Walking with Our Sisters: honouring missing and murdered aboriginal women through art

Photo taken by Isaac Würmann in a media advance for the art installation.
Photo taken by Isaac Würmann in a media advance for the art installation.

Photo taken by Isaac Würmann in a media advance for the art installation.

By Meagan Casalino

From Sept. 25 to Oct. 16, the Carleton University Art Gallery is hosting an exhibit featuring vamps – the decorated top part of moccasins – laid out on a path as though you would be walking along side these missing and murdered women as you tour the room. Walking With Our Sisters aims to use Indigenous artwork to honour and raise awareness for missing and murdered First Nations women and two-spirit people.

Christi Belcourt, the woman with the vision behind the project, said the unfinished moccasins are meant to represent how the women and children’s lives were incomplete. Each one is created to represent individuals; some are decorated by family and friends, others by strangers who feel a connection to this national crisis. Belcourt said she wanted people to see a visual representation of the missing and murdered Aboriginal women in Canada and around the world.

After hearing a mother’s story about losing her daughter, Belcourt said the overwhelming emotion drove her to create the concept. She reached out online to the community of people who had suffered a loss. She said she hopes that this project bring awareness to this issue and help family members cope as it tours Canada.

A local volunteer, Nancy, said she tries to see the good that has come out of these tragedies. “[I feel] very connected seeing the work and the beauty that’s been put into these vamps. Some of them are very powerful, there has been a lot of work, a lot of time and a lot of heart and energy put into them.”

The vamps, hand-sewn with beads, feathers, photos and names, shows people that they don’t just represent numbers, but independent and unique women.

Just outside St. Patrick’s building is a teepee and sacred fire set up for participants to say a prayer for the women. Elders and volunteers stoke the fire, educating people on the issue, as well as their own traditional practices.

Sam Bean, a first-year Carleton student, said he was moved by the memorial. “It humanized the women. There were so many vamps that it’s hard to wrap your mind around how each one of those moccasins would have been filled by a person.”

Before entering the exhibition, participants are asked to smudge – a blessing using sweet grass to cleanse the soul – and take off their shoes before they walk onto the red cloth and cedar branches. Each vamp is blessed before being placed down on the cloth using gloves. All these measures are used to make the space sacred and to bless these women and children’s souls.

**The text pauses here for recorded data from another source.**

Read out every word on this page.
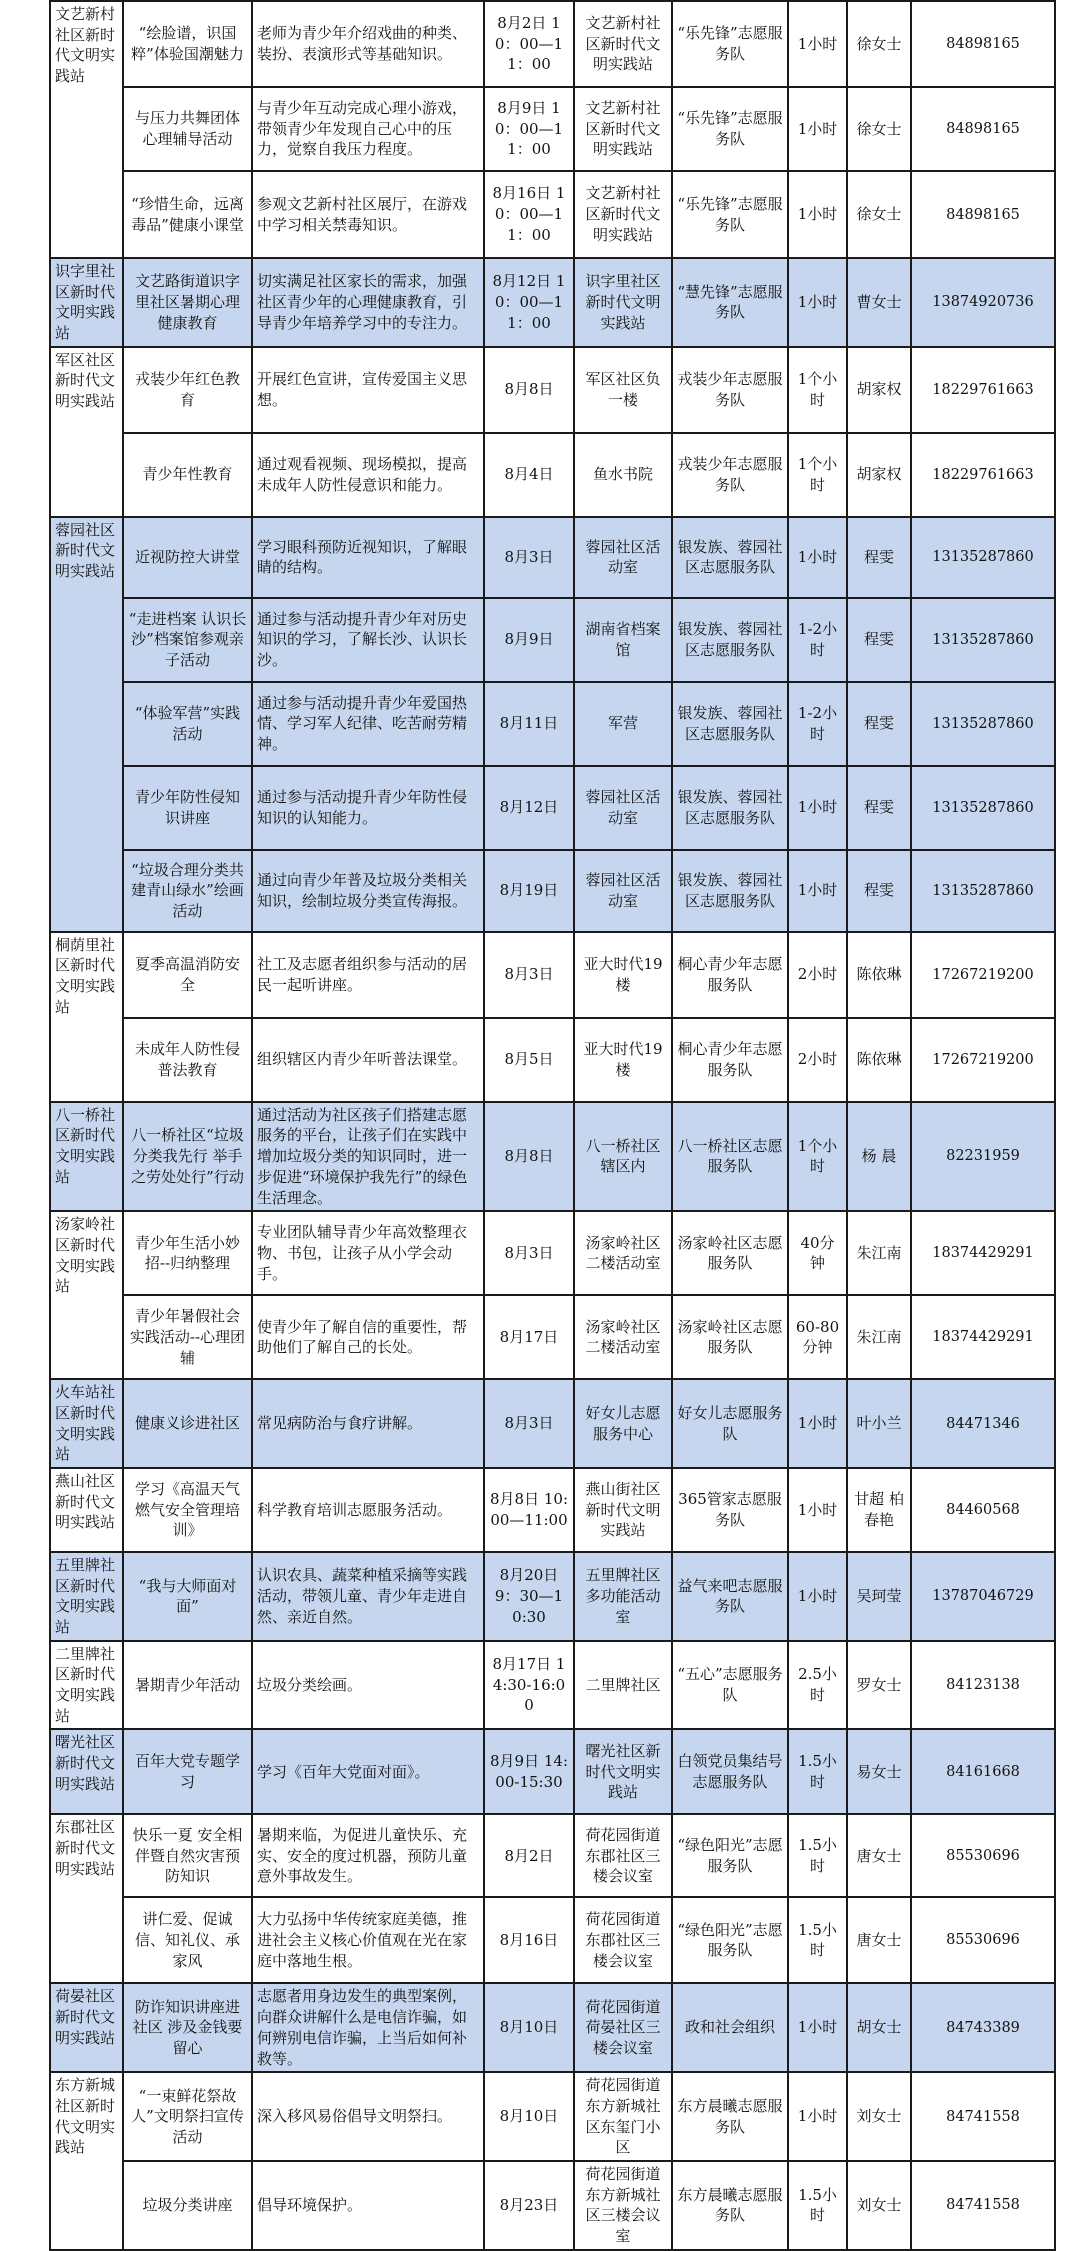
文艺新村社区新时代文明实践站	“绘脸谱，识国粹”体验国潮魅力	老师为青少年介绍戏曲的种类、装扮、表演形式等基础知识。	8月2日 10：00—11：00	文艺新村社区新时代文明实践站	“乐先锋”志愿服务队	1小时	徐女士	84898165
	与压力共舞团体心理辅导活动	与青少年互动完成心理小游戏，带领青少年发现自己心中的压力，觉察自我压力程度。	8月9日 10：00—11：00	文艺新村社区新时代文明实践站	“乐先锋”志愿服务队	1小时	徐女士	84898165
	“珍惜生命，远离毒品”健康小课堂	参观文艺新村社区展厅，在游戏中学习相关禁毒知识。	8月16日 10：00—11：00	文艺新村社区新时代文明实践站	“乐先锋”志愿服务队	1小时	徐女士	84898165
识字里社区新时代文明实践站	文艺路街道识字里社区暑期心理健康教育	切实满足社区家长的需求，加强社区青少年的心理健康教育，引导青少年培养学习中的专注力。	8月12日 10：00—11：00	识字里社区新时代文明实践站	“慧先锋”志愿服务队	1小时	曹女士	13874920736
军区社区新时代文明实践站	戎装少年红色教育	开展红色宣讲，宣传爱国主义思想。	8月8日	军区社区负一楼	戎装少年志愿服务队	1个小时	胡家权	18229761663
	青少年性教育	通过观看视频、现场模拟，提高未成年人防性侵意识和能力。	8月4日	鱼水书院	戎装少年志愿服务队	1个小时	胡家权	18229761663
蓉园社区新时代文明实践站	近视防控大讲堂	学习眼科预防近视知识，了解眼睛的结构。	8月3日	蓉园社区活动室	银发族、蓉园社区志愿服务队	1小时	程雯	13135287860
	“走进档案 认识长沙”档案馆参观亲子活动	通过参与活动提升青少年对历史知识的学习，了解长沙、认识长沙。	8月9日	湖南省档案馆	银发族、蓉园社区志愿服务队	1-2小时	程雯	13135287860
	“体验军营”实践活动	通过参与活动提升青少年爱国热情、学习军人纪律、吃苦耐劳精神。	8月11日	军营	银发族、蓉园社区志愿服务队	1-2小时	程雯	13135287860
	青少年防性侵知识讲座	通过参与活动提升青少年防性侵知识的认知能力。	8月12日	蓉园社区活动室	银发族、蓉园社区志愿服务队	1小时	程雯	13135287860
	“垃圾合理分类共建青山绿水”绘画活动	通过向青少年普及垃圾分类相关知识，绘制垃圾分类宣传海报。	8月19日	蓉园社区活动室	银发族、蓉园社区志愿服务队	1小时	程雯	13135287860
桐荫里社区新时代文明实践站	夏季高温消防安全	社工及志愿者组织参与活动的居民一起听讲座。	8月3日	亚大时代19楼	桐心青少年志愿服务队	2小时	陈依琳	17267219200
	未成年人防性侵普法教育	组织辖区内青少年听普法课堂。	8月5日	亚大时代19楼	桐心青少年志愿服务队	2小时	陈依琳	17267219200
八一桥社区新时代文明实践站	八一桥社区“垃圾分类我先行 举手之劳处处行”行动	通过活动为社区孩子们搭建志愿服务的平台，让孩子们在实践中增加垃圾分类的知识同时，进一步促进“环境保护我先行”的绿色生活理念。	8月8日	八一桥社区辖区内	八一桥社区志愿服务队	1个小时	杨 晨	82231959
汤家岭社区新时代文明实践站	青少年生活小妙招--归纳整理	专业团队辅导青少年高效整理衣物、书包，让孩子从小学会动手。	8月3日	汤家岭社区二楼活动室	汤家岭社区志愿服务队	40分钟	朱江南	18374429291
	青少年暑假社会实践活动--心理团辅	使青少年了解自信的重要性，帮助他们了解自己的长处。	8月17日	汤家岭社区二楼活动室	汤家岭社区志愿服务队	60-80分钟	朱江南	18374429291
火车站社区新时代文明实践站	健康义诊进社区	常见病防治与食疗讲解。	8月3日	好女儿志愿服务中心	好女儿志愿服务队	1小时	叶小兰	84471346
燕山社区新时代文明实践站	学习《高温天气燃气安全管理培训》	科学教育培训志愿服务活动。	8月8日 10:00—11:00	燕山街社区新时代文明实践站	365管家志愿服务队	1小时	甘超 柏春艳	84460568
五里牌社区新时代文明实践站	“我与大师面对面”	认识农具、蔬菜种植采摘等实践活动，带领儿童、青少年走进自然、亲近自然。	8月20日 9：30—10:30	五里牌社区多功能活动室	益气来吧志愿服务队	1小时	吴珂莹	13787046729
二里牌社区新时代文明实践站	暑期青少年活动	垃圾分类绘画。	8月17日 14:30-16:00	二里牌社区	“五心”志愿服务队	2.5小时	罗女士	84123138
曙光社区新时代文明实践站	百年大党专题学习	学习《百年大党面对面》。	8月9日 14:00-15:30	曙光社区新时代文明实践站	白领党员集结号志愿服务队	1.5小时	易女士	84161668
东郡社区新时代文明实践站	快乐一夏 安全相伴暨自然灾害预防知识	暑期来临，为促进儿童快乐、充实、安全的度过机器，预防儿童意外事故发生。	8月2日	荷花园街道东郡社区三楼会议室	“绿色阳光”志愿服务队	1.5小时	唐女士	85530696
	讲仁爱、促诚信、知礼仪、承家风	大力弘扬中华传统家庭美德，推进社会主义核心价值观在光在家庭中落地生根。	8月16日	荷花园街道东郡社区三楼会议室	“绿色阳光”志愿服务队	1.5小时	唐女士	85530696
荷晏社区新时代文明实践站	防诈知识讲座进社区 涉及金钱要留心	志愿者用身边发生的典型案例，向群众讲解什么是电信诈骗，如何辨别电信诈骗，上当后如何补救等。	8月10日	荷花园街道荷晏社区三楼会议室	政和社会组织	1小时	胡女士	84743389
东方新城社区新时代文明实践站	“一束鲜花祭故人”文明祭扫宣传活动	深入移风易俗倡导文明祭扫。	8月10日	荷花园街道东方新城社区东玺门小区	东方晨曦志愿服务队	1小时	刘女士	84741558
	垃圾分类讲座	倡导环境保护。	8月23日	荷花园街道东方新城社区三楼会议室	东方晨曦志愿服务队	1.5小时	刘女士	84741558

Belcourt designed the eagle staffs placed along the path of vamps — one to honour the missing women and the other the murdered. The feathers attached to the staffs are from family members who have lost someone near to their hearts. This memorial brings comfort to the family and friends as well as to those who feel touched by these losses.

“The primary goal of the entire ceremony is the act of love, the act of compassion and the act of honouring,” Belcourt said. “There is something incredibly powerful about seeing a physical representation, not only of the loss of so many, but the physical representation of the love and the care that people are exhibiting.”